You May Know Someone Living With Endometriosis (Even If They Don’t Know It Yet)

Endometriosis affects an estimated 1 in 10 women, yet many live for years — sometimes decades — without a diagnosis.

At Elysara, we have a dedicated Endometriosis Management Specialty Group because too many women are suffering in silence, being told their symptoms are “normal,” or managing pieces of the condition without addressing the whole picture.

Endometriosis is not just a gynecologic condition.

It is a systemic, inflammatory disease that can affect the pelvis, bowel, bladder, nerves, immune system, and overall quality of life.

Endometriosis does not always look the same — and not everyone experiences classic pelvic pain.

Commonly overlooked symptoms include:

• Bloating or abdominal distention, especially after eating certain foods (“endo belly”)

• Lower back pain, hip pain, or pain that radiates down the front of the leg, often worse during menstruation

• Painful intercourse

• Constipation, bowel changes, or GI discomfort

• Chronic fatigue that does not improve with rest

Some women experience little to no pelvic pain at all — yet still feel off in ways they can’t explain, including:

• Brain fog or difficulty concentrating

• Persistent fatigue

• Joint or muscle pain

• Digestive issues or food sensitivities

• Inflammatory flares that don’t fit a clear diagnosis

These symptoms are often dismissed, treated in isolation, or attributed to stress — leaving the underlying disease unrecognized.

Why This Matters Now

Endometriosis is being diagnosed more frequently, not because it’s new — but because women are finally being heard.

Many women spend 7–10 years seeking answers before receiving a diagnosis.

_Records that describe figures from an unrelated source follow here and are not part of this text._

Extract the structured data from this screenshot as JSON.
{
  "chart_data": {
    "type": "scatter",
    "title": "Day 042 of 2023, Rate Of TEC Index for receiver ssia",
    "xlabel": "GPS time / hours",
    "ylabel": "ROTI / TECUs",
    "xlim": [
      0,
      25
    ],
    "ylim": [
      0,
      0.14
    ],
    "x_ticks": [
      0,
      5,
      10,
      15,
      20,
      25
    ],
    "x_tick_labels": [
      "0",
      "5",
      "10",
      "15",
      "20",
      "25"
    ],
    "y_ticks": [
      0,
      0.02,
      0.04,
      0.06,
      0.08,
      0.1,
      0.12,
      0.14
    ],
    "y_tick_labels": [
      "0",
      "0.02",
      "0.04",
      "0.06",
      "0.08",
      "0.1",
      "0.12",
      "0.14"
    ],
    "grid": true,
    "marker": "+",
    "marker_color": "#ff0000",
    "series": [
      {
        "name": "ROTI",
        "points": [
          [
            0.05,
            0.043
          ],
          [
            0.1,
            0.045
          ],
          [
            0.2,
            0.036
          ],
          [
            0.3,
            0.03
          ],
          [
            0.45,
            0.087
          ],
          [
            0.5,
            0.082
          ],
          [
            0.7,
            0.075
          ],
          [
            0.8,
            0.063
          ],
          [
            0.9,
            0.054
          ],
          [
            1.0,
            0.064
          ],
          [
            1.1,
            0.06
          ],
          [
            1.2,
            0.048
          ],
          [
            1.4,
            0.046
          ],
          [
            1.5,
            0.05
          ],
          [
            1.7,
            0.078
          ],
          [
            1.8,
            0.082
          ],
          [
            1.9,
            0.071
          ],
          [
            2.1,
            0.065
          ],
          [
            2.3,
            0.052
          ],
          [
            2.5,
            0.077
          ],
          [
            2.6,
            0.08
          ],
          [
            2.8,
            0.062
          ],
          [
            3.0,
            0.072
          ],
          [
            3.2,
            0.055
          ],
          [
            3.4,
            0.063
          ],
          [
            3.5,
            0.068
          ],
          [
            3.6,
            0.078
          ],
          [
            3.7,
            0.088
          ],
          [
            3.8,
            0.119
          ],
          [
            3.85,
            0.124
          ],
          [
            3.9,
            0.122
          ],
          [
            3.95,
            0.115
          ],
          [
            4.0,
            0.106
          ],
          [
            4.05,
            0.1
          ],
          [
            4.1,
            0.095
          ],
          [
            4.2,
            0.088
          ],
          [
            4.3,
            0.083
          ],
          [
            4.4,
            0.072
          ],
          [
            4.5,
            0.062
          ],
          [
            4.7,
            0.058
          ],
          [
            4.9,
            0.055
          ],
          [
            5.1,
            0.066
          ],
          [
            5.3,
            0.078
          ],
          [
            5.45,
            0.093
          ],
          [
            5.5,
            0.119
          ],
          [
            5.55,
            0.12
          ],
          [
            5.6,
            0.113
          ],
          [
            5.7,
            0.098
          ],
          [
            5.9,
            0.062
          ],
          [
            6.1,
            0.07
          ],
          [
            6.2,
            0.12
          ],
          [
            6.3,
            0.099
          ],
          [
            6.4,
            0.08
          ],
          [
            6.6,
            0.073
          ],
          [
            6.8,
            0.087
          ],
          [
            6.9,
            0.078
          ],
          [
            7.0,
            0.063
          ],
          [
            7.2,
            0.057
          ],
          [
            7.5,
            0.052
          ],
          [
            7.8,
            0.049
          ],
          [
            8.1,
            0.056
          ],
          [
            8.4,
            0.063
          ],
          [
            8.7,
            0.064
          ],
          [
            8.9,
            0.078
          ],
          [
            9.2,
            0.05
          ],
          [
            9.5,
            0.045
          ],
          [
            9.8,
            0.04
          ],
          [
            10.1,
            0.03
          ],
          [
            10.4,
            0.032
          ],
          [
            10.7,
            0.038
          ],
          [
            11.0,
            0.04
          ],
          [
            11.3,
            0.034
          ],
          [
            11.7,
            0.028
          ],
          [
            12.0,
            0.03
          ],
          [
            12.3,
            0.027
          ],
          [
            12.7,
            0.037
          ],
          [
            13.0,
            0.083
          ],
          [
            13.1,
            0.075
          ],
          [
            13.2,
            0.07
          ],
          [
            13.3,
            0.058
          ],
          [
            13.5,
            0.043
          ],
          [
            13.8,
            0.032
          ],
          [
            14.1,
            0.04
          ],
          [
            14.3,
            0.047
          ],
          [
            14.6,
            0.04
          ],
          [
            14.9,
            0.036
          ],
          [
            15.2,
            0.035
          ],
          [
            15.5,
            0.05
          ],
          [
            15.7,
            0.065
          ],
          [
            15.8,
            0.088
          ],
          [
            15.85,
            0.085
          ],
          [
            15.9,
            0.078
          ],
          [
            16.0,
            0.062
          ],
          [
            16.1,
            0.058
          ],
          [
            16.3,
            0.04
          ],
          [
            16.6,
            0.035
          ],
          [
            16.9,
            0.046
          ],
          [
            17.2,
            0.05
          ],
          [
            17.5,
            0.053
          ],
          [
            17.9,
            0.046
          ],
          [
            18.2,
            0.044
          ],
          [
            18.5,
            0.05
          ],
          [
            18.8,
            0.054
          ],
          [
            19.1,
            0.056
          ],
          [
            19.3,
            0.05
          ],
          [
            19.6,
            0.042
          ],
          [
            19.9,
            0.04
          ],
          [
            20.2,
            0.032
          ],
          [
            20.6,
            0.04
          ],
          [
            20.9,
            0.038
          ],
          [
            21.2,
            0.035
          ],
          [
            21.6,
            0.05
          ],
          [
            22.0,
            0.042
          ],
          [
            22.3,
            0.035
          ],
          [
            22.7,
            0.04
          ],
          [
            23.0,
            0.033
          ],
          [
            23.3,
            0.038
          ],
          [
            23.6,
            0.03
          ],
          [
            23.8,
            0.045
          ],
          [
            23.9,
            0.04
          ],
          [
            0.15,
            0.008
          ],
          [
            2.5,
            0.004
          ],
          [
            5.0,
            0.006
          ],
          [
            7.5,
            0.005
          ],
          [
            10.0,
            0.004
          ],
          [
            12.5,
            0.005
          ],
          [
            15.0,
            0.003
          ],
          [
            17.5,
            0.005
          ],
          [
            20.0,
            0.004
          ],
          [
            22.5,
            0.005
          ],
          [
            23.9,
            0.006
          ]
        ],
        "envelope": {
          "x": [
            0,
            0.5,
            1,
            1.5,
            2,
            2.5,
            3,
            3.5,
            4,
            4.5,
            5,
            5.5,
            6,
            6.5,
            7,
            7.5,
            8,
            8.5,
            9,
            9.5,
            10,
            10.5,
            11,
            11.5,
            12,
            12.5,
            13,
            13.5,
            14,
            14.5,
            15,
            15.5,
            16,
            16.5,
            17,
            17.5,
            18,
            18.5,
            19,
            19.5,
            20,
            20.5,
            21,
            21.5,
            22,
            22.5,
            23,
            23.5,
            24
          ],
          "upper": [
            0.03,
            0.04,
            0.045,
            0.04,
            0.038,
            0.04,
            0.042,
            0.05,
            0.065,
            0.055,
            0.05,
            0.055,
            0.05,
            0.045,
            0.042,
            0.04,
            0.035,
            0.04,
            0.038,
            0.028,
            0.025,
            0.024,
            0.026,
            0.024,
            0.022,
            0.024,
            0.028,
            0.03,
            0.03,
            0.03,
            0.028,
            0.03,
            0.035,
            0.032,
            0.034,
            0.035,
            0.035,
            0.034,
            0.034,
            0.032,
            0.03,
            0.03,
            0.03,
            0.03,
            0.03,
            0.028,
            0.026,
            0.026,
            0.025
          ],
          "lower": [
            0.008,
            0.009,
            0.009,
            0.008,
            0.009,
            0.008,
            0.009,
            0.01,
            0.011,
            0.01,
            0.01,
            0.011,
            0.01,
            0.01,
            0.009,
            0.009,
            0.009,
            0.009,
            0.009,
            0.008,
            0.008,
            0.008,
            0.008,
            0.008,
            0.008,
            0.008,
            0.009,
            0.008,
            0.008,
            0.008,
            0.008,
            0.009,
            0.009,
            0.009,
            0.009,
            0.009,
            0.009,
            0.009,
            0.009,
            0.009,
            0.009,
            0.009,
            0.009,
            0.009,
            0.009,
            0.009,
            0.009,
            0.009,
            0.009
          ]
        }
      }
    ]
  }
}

During that time, inflammation progresses, symptoms worsen, and quality of life declines.

Our mission is to change that narrative.

What We Do at Elysara

Our Endometriosis Management Specialty focuses on supporting women before diagnosis, after diagnosis, and long-term — especially for those who feel lost between appointments or after surgery.

We help patients:

• Understand how endometriosis affects the entire body, not just the pelvis

• Address inflammation, immune dysregulation, gut involvement, and hormonal balance

• Navigate symptoms that persist even after surgery

• Build a personalized, integrative care plan that evolves with their body

This is not one-size-fits-all care.

It is thoughtful, individualized, and rooted in listening.

If you have a friend, sister, daughter, or loved one who struggles with any of the symptoms above — even if they’ve never been diagnosed — please share this with them.

Sometimes awareness is the first step toward answers.

Women deserve to feel heard.

They deserve clarity.

And they deserve care that looks at the whole picture.